Le 20e Congrès a adopté des amendements aux statuts du PCC sur les concepts de "bien-être commun" et de stratégie de "double circulation". La première a été créée par Mao Zedong dans les années 1950 et visait à redresser les inégalités sociales par la propriété collective et les politiques égalitaires de l'État. Le concept a été redéfini dans les années 1980 par Deng Xiaoping, qui a déclaré que la "prospérité partagée" signifiait que certains pouvaient s'enrichir avant les autres, mais que l'augmentation globale de la richesse se traduirait par une augmentation du niveau de vie pour tous. Xi Jinping a redéfini la "prospérité partagée" comme un mécanisme permettant une plus grande redistribution. La "double circulation intérieure-internationale", quant à elle, est la stratégie proposée par le COPS en mai 2020 pour réorienter l'économie de la RPC en donnant la priorité à la consommation intérieure ("circulation intérieure") tout en restant ouverte au commerce et aux investissements internationaux ("circulation extérieure"). Toutefois, les chaînes d'approvisionnement des secteurs considérés comme stratégiques (par exemple, les semi-conducteurs, mais aussi l'alimentation) doivent être contrôlées uniquement par des entités chinoises et produites uniquement sur le territoire national. La concurrence étrangère n'est autorisée que dans la "circulation externe" et aura une fonction complémentaire à la "circulation interne".
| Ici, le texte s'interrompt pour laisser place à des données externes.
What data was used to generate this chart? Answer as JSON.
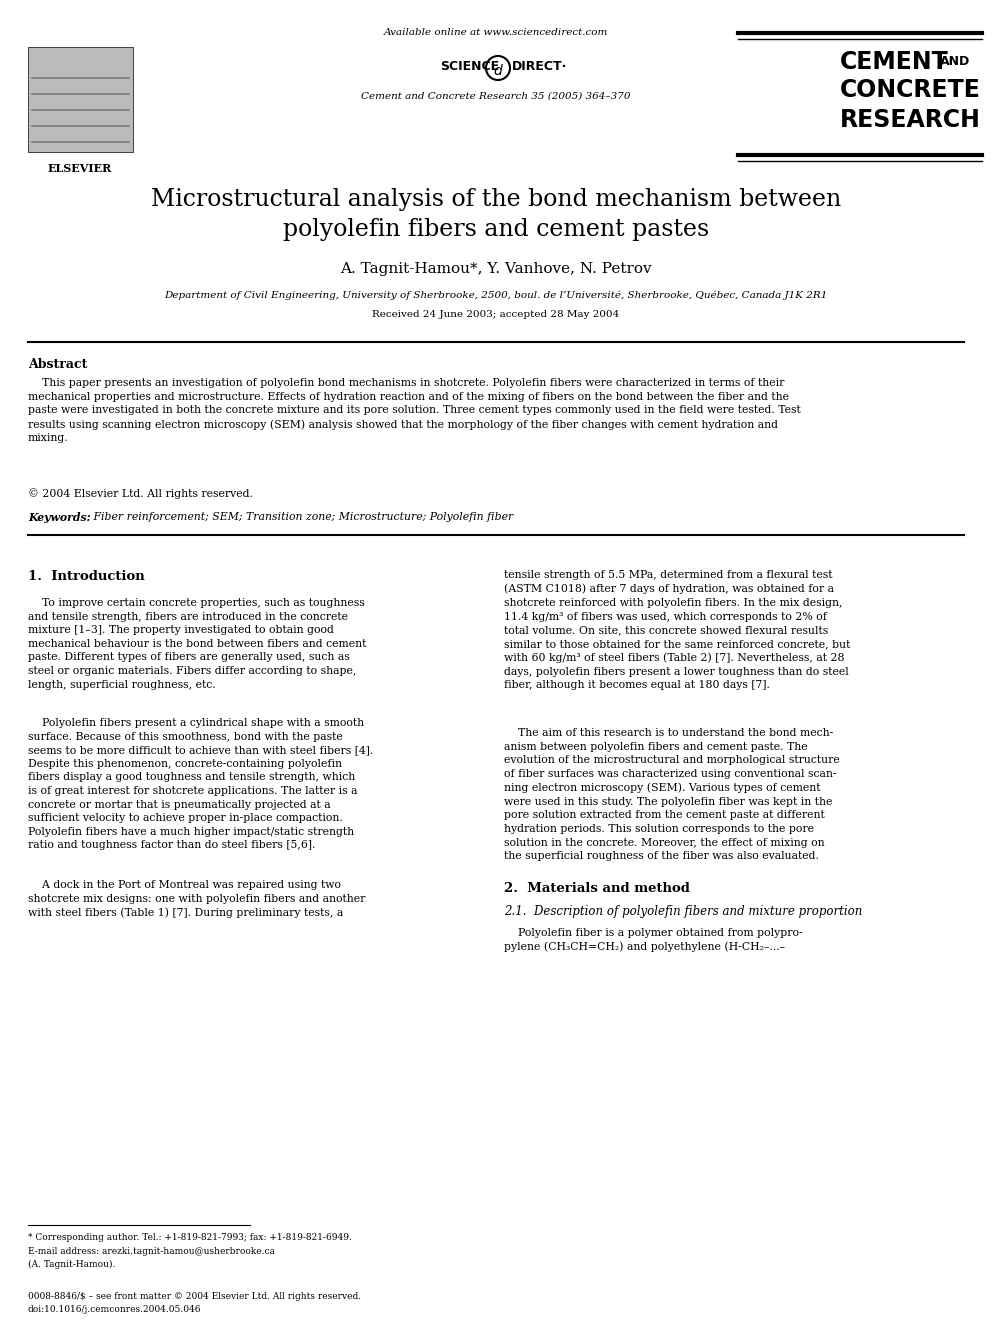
{
  "title_line1": "Microstructural analysis of the bond mechanism between",
  "title_line2": "polyolefin fibers and cement pastes",
  "authors": "A. Tagnit-Hamou*, Y. Vanhove, N. Petrov",
  "affiliation": "Department of Civil Engineering, University of Sherbrooke, 2500, boul. de l’Université, Sherbrooke, Québec, Canada J1K 2R1",
  "received": "Received 24 June 2003; accepted 28 May 2004",
  "header_center_line1": "Available online at www.sciencedirect.com",
  "header_center_line3": "Cement and Concrete Research 35 (2005) 364–370",
  "journal_name_line1": "CEMENT",
  "journal_name_and": "AND",
  "journal_name_line2": "CONCRETE",
  "journal_name_line3": "RESEARCH",
  "elsevier_text": "ELSEVIER",
  "abstract_title": "Abstract",
  "abstract_text": "    This paper presents an investigation of polyolefin bond mechanisms in shotcrete. Polyolefin fibers were characterized in terms of their\nmechanical properties and microstructure. Effects of hydration reaction and of the mixing of fibers on the bond between the fiber and the\npaste were investigated in both the concrete mixture and its pore solution. Three cement types commonly used in the field were tested. Test\nresults using scanning electron microscopy (SEM) analysis showed that the morphology of the fiber changes with cement hydration and\nmixing.",
  "copyright": "© 2004 Elsevier Ltd. All rights reserved.",
  "keywords_label": "Keywords:",
  "keywords_text": " Fiber reinforcement; SEM; Transition zone; Microstructure; Polyolefin fiber",
  "section1_title": "1.  Introduction",
  "section1_col1_para1": "    To improve certain concrete properties, such as toughness\nand tensile strength, fibers are introduced in the concrete\nmixture [1–3]. The property investigated to obtain good\nmechanical behaviour is the bond between fibers and cement\npaste. Different types of fibers are generally used, such as\nsteel or organic materials. Fibers differ according to shape,\nlength, superficial roughness, etc.",
  "section1_col1_para2": "    Polyolefin fibers present a cylindrical shape with a smooth\nsurface. Because of this smoothness, bond with the paste\nseems to be more difficult to achieve than with steel fibers [4].\nDespite this phenomenon, concrete-containing polyolefin\nfibers display a good toughness and tensile strength, which\nis of great interest for shotcrete applications. The latter is a\nconcrete or mortar that is pneumatically projected at a\nsufficient velocity to achieve proper in-place compaction.\nPolyolefin fibers have a much higher impact/static strength\nratio and toughness factor than do steel fibers [5,6].",
  "section1_col1_para3": "    A dock in the Port of Montreal was repaired using two\nshotcrete mix designs: one with polyolefin fibers and another\nwith steel fibers (Table 1) [7]. During preliminary tests, a",
  "section1_col2_para1": "tensile strength of 5.5 MPa, determined from a flexural test\n(ASTM C1018) after 7 days of hydration, was obtained for a\nshotcrete reinforced with polyolefin fibers. In the mix design,\n11.4 kg/m³ of fibers was used, which corresponds to 2% of\ntotal volume. On site, this concrete showed flexural results\nsimilar to those obtained for the same reinforced concrete, but\nwith 60 kg/m³ of steel fibers (Table 2) [7]. Nevertheless, at 28\ndays, polyolefin fibers present a lower toughness than do steel\nfiber, although it becomes equal at 180 days [7].",
  "section1_col2_para2": "    The aim of this research is to understand the bond mech-\nanism between polyolefin fibers and cement paste. The\nevolution of the microstructural and morphological structure\nof fiber surfaces was characterized using conventional scan-\nning electron microscopy (SEM). Various types of cement\nwere used in this study. The polyolefin fiber was kept in the\npore solution extracted from the cement paste at different\nhydration periods. This solution corresponds to the pore\nsolution in the concrete. Moreover, the effect of mixing on\nthe superficial roughness of the fiber was also evaluated.",
  "section2_title": "2.  Materials and method",
  "section2_sub_title": "2.1.  Description of polyolefin fibers and mixture proportion",
  "section2_col2_para1": "    Polyolefin fiber is a polymer obtained from polypro-\npylene (CH₃CH=CH₂) and polyethylene (H-CH₂–...–",
  "footnote_star": "* Corresponding author. Tel.: +1-819-821-7993; fax: +1-819-821-6949.",
  "footnote_email": "E-mail address: arezki.tagnit-hamou@usherbrooke.ca",
  "footnote_author": "(A. Tagnit-Hamou).",
  "footer_line1": "0008-8846/$ – see front matter © 2004 Elsevier Ltd. All rights reserved.",
  "footer_line2": "doi:10.1016/j.cemconres.2004.05.046",
  "bg_color": "#ffffff",
  "text_color": "#000000",
  "link_color": "#0000ff"
}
Les changements de ce type apportés aux statuts du PCC indiquent que Xi Jinping, après avoir accédé au pouvoir sans partage, entend avant tout mener à bien le changement de modèle de développement socio-économique de la RPC, postulé depuis plus de 15 ans mais toujours pas mis en œuvre, y compris les mécanismes de redistribution sous le concept de "prospérité partagée", tout en réduisant la dépendance à l'égard des pays étrangers dans le cadre de la "double circulation". Par conséquent, il semble qu'au cours de son nouveau mandat, il cherchera à centraliser davantage la gestion de l'économie, à accroître la domination du secteur étatique (depuis 2016, la croissance de la part du secteur non étatique dans le PIB a stagné et reste à environ 38 %), et à rompre les liens entre les cadres locaux du parti-État et les entreprises. Un autre problème est l'aversion des dirigeants à prendre des décisions économiques difficiles, qui - au moins pendant la période de transition - auront une incidence négative sur la RPC. Au cours des deux premiers mandats de Xi Jinping, Pékin est intervenu plus d'une fois face aux effets négatifs des changements introduits - souvent en les annulant ou en réduisant leur portée.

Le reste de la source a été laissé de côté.